Она встала, пока я читал ее назначение:
Она стояла. Смотрела на меня.
Я сидел. Смотрел на свои колени.
У меня заболела голова.
Мне хотелось плакать.
Хотелось пить.
Было жарко.
Я заговорил с ней, чтобы сдержать слезы.
Предпочел открыть этот шлюз, нежели другой.
Уж лучше сдохнуть с открытым ртом, нежели пролить слезу перед этой незнакомкой.
Так что я открыл рот и произнес ваше имя.
А потом я… И больше ничего.
Она тоже ничего не говорила. Из уважения, думаю. Она видела, что я переминаюсь с одной ноги на другую, не решаясь прыгнуть в воду, и не позволяла себе подтолкнуть меня в спину. Очень любезно с ее стороны.
Спустя две-три долгих минуты она все-таки слегка меня подтолкнула:
– Вас мучает звон в ушах? У вас проблемы со слухом?[70]
– Нет, – рассмеялся я, утопая в слезах, – нет. Луи. Мой друг Луи.
Я хлюпал носом.
– Не двигайтесь.
Она вышла из кабинета и вернулась с рулоном бумажных полотенец.
– Простите, но ничего лучше у меня нет.
– Спасибо.
Она села в кресло рядом со мной, пока я утирал слезы.
Молчание.
А потом она заговорила со мной как надо. Она не сказала: «Ну да… Конечно… Так, значит, Луи… Луи… Ваш друг, вы сказали… Как интересно… Но все же… Но как… Но то да се, а вы тут при чем…»
Нет.
Она посмотрела мне прямо в глаза и спокойно сообщила:
– У меня следующая консультация через сорок пять минут. Что будем делать?
Она заговорила со мной о регламенте, о расписании, об эффективности. Она вернула меня в знакомую мне среду.
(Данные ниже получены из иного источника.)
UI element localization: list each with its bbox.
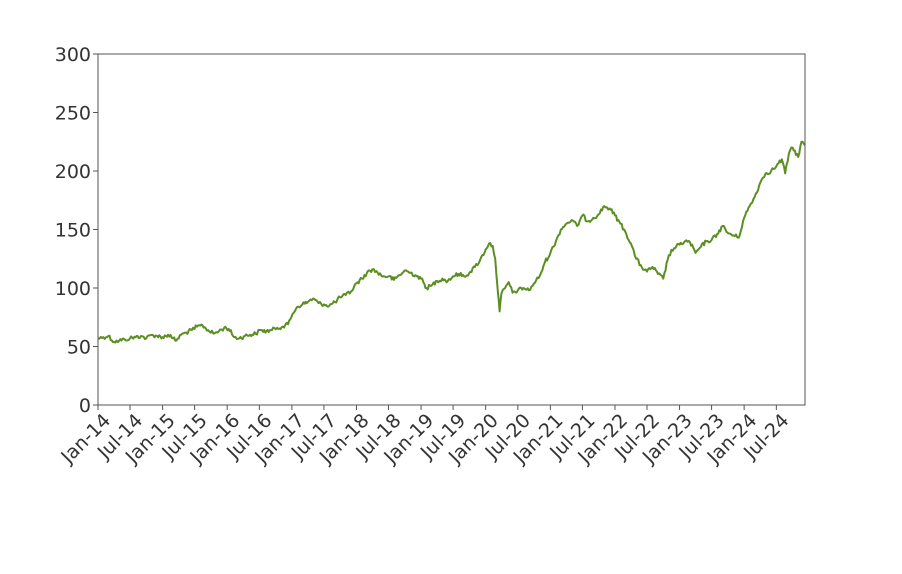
y-tick-label: 0 [79, 395, 91, 417]
y-tick-label: 300 [55, 44, 91, 66]
y-tick-label: 150 [55, 220, 91, 242]
y-tick-label: 200 [55, 161, 91, 183]
plot-area-frame [97, 53, 806, 406]
series-layer [97, 140, 806, 344]
x-axis-ticks: Jan-14Jul-14Jan-15Jul-15Jan-16Jul-16Jan-… [56, 405, 793, 469]
y-axis-ticks: 0 50 100 150 200 250 300 [55, 44, 98, 417]
series-line [97, 140, 806, 344]
y-tick-label: 100 [55, 278, 91, 300]
y-tick-label: 50 [67, 337, 91, 359]
y-tick-label: 250 [55, 103, 91, 125]
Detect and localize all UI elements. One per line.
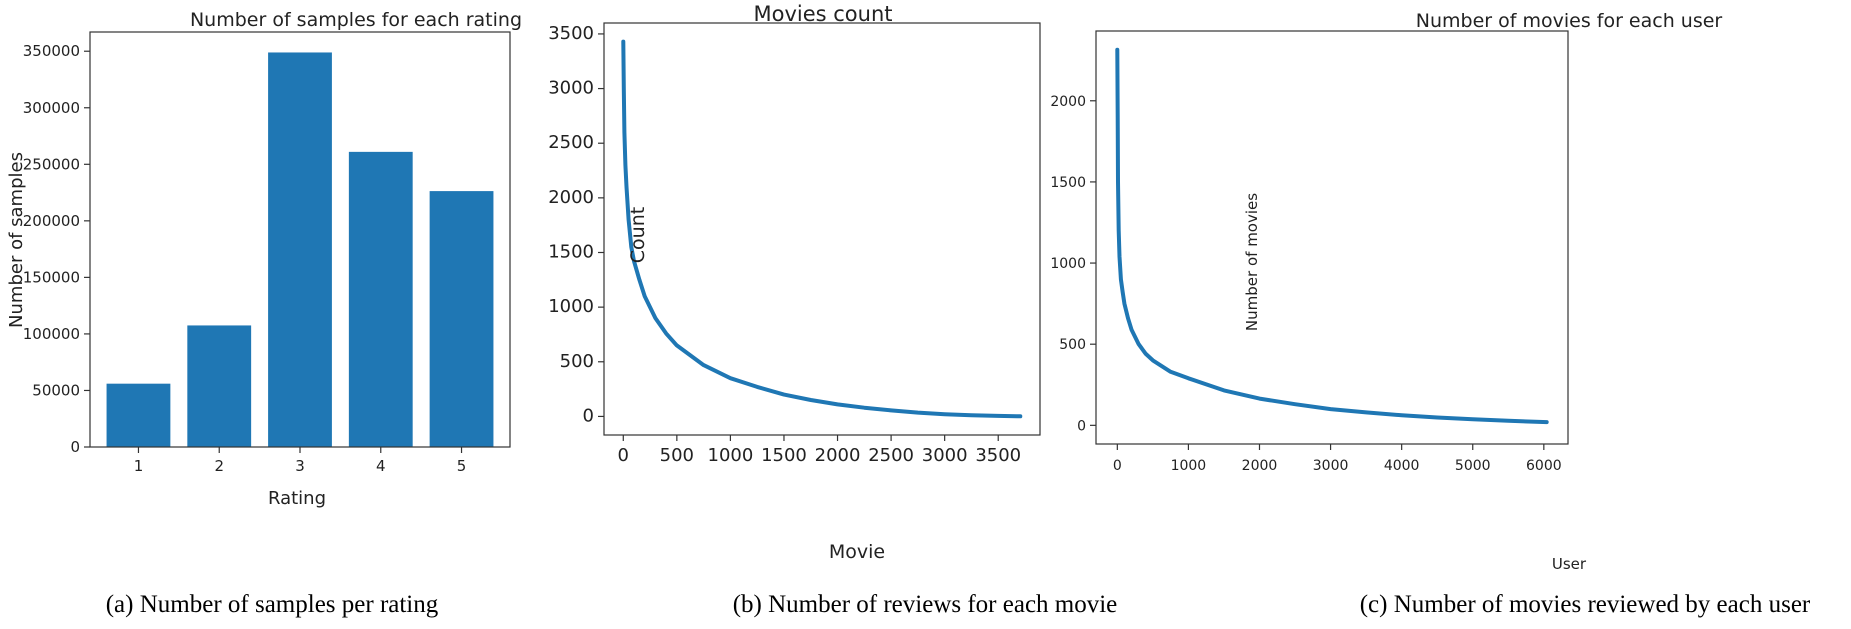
chart-c-y-tick-label: 500 [1059,337,1086,353]
chart-a-x-tick-label: 3 [295,457,305,475]
chart-b-x-tick-label: 2500 [868,445,914,466]
chart-b-x-tick-label: 0 [618,445,629,466]
chart-a-y-tick-label: 150000 [23,268,80,286]
chart-c-caption: (c) Number of movies reviewed by each us… [1360,591,1811,618]
chart-c-y-ticks: 0 500 1000 1500 2000 [1050,94,1096,434]
chart-b-y-tick-label: 3000 [548,78,594,99]
chart-b-y-tick-label: 1000 [548,296,594,317]
chart-b-y-tick-label: 2000 [548,187,594,208]
chart-c-x-axis-label: User [1552,555,1587,573]
chart-a-bar [187,325,252,447]
chart-c-plot-frame [1095,30,1569,445]
chart-c-x-tick-label: 2000 [1242,458,1278,474]
panel-a: Number of samples for each rating 0 50000… [6,9,522,618]
chart-c-y-axis-label: Number of movies [1243,193,1261,331]
chart-b-x-tick-label: 1000 [708,445,754,466]
chart-b-marks [621,39,1023,419]
chart-a-x-tick-label: 4 [376,457,386,475]
chart-a-y-tick-label: 0 [70,438,80,456]
chart-c-y-tick-label: 2000 [1050,94,1086,110]
chart-b-y-ticks: 0 500 1000 1500 2000 2500 3000 3500 [548,23,604,426]
chart-a-y-tick-label: 200000 [23,212,80,230]
chart-a-bar [268,52,332,447]
chart-b-x-ticks: 0 500 1000 1500 2000 2500 3000 3500 [618,435,1021,466]
chart-b-x-tick-label: 1500 [761,445,807,466]
chart-b-y-tick-label: 1500 [548,241,594,262]
chart-c-y-tick-label: 1000 [1050,256,1086,272]
chart-a-y-ticks: 0 50000 100000 150000 200000 250000 300000 3500… [23,42,90,456]
chart-a-bar [429,191,494,447]
chart-c-title: Number of movies for each user [1416,10,1723,32]
chart-b-y-tick-label: 0 [583,405,594,426]
chart-a-y-axis-label: Number of samples [6,152,27,328]
chart-b-x-tick-label: 3500 [975,445,1021,466]
chart-a-y-tick-label: 350000 [23,42,80,60]
chart-a-y-tick-label: 300000 [23,99,80,117]
chart-a-title: Number of samples for each rating [190,9,522,31]
chart-b-x-tick-label: 2000 [815,445,861,466]
chart-c-marks [1115,47,1549,425]
chart-a-plot-frame [89,31,511,448]
chart-c-y-tick-label: 0 [1077,418,1086,434]
chart-c-x-tick-label: 6000 [1526,458,1562,474]
chart-c-series-line [1115,47,1549,425]
chart-b-y-axis-label: Count [627,207,649,263]
chart-c-y-tick-label: 1500 [1050,175,1086,191]
chart-a-x-axis-label: Rating [268,488,326,509]
chart-a-x-ticks: 1 2 3 4 5 [134,447,467,475]
chart-a-marks [106,52,494,447]
chart-a-y-tick-label: 50000 [32,381,80,399]
chart-b-x-axis-label: Movie [829,541,885,563]
chart-b-series-line [621,39,1023,419]
chart-c-x-tick-label: 3000 [1313,458,1349,474]
chart-c-x-ticks: 0 1000 2000 3000 4000 5000 6000 [1113,444,1562,474]
panel-c: Number of movies for each user 0 500 1000 1… [1050,10,1811,618]
chart-b-x-tick-label: 500 [660,445,694,466]
chart-c-x-tick-label: 4000 [1384,458,1420,474]
chart-a-caption: (a) Number of samples per rating [106,591,439,618]
chart-c-x-tick-label: 0 [1113,458,1122,474]
chart-a-x-tick-label: 2 [214,457,224,475]
chart-a-y-tick-label: 250000 [23,155,80,173]
chart-b-y-tick-label: 2500 [548,132,594,153]
chart-a-x-tick-label: 5 [457,457,467,475]
chart-b-x-tick-label: 3000 [922,445,968,466]
chart-a-bar [106,383,171,447]
chart-c-x-tick-label: 5000 [1455,458,1491,474]
chart-b-caption: (b) Number of reviews for each movie [733,591,1118,618]
chart-c-x-tick-label: 1000 [1171,458,1207,474]
chart-b-title: Movies count [753,2,892,26]
chart-a-bar [348,151,413,447]
panel-b: Movies count 0 500 1000 1500 2000 2500 3000 350… [548,2,1117,618]
chart-a-x-tick-label: 1 [134,457,144,475]
chart-b-y-tick-label: 3500 [548,23,594,44]
chart-a-y-tick-label: 100000 [23,325,80,343]
chart-b-plot-frame [603,22,1041,436]
chart-b-y-tick-label: 500 [560,351,594,372]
И я сорок пять минут говорил о вас.
Уже и не помню точно, что именно я говорил, но, должно быть, я говорил об этой вашей манере быть одновременно столь явным и столь неуловимым, быть безусловно здесь и в то же время всегда где-то далеко, быть столь великодушным и вместе с тем столь скованным. Обо всем, что вы для меня сделали, и о том, как жестоко меня покинули. О прощании, которого меня лишили. О том, что вам недостало веры. В меня, в себя самого, в нашу дружбу. Об этом неприятном ощущении, не дававшем мне покоя, что я так и не узнал вас. Что я вас упустил. Что я вас предал. Что я оказался настолько бездарным.
Таким бездарным.
А еще о том, что я был единственным ребенком в семье. Что, возможно, я спроецировал на вас образ своего идеального брата. Что я вас вымечтал, выдумал, создал. Что я оплакивал не вас, а свою прекрасную голограмму. Что я на самом деле оплакивал целую кучу потерь. Вас, нашей дружбы, моего отца, доброго дядюшки, которым вы стали для моих дочек, собственного отцовства, своих сыновних чувств, своего детства, своей юности и своей собственной жизни, которой меня тоже в итоге лишили, и… И еще я говорил о ваших секретах, о ваших отсутствиях, о ваших недомолвках и о том, какие чувства пробуждал во мне этот ваш образ, когда по утрам вы, по всей видимости, возвращались из некоего мира свободы и свободных отношений, в то время как я готовился запереться в черной и длинной, как катафалк, машине, доставляющей меня на службу этому миру, ультралиберальному и враждебному всякой свободе, который я защищал изо всех сил, несмотря на то что он за несколько лет свел на нет плоды совместных усилий четырех поколений всех мужчин и женщин доброй воли, включая хозяев предприятий.
– Да, – повторил я ей, – именно этот образ преследует меня. Этот образ его на рассвете… Такого прекрасного, пусть и потрепанного ночью, болезнью, одиночеством, чем-то еще… Не знаю.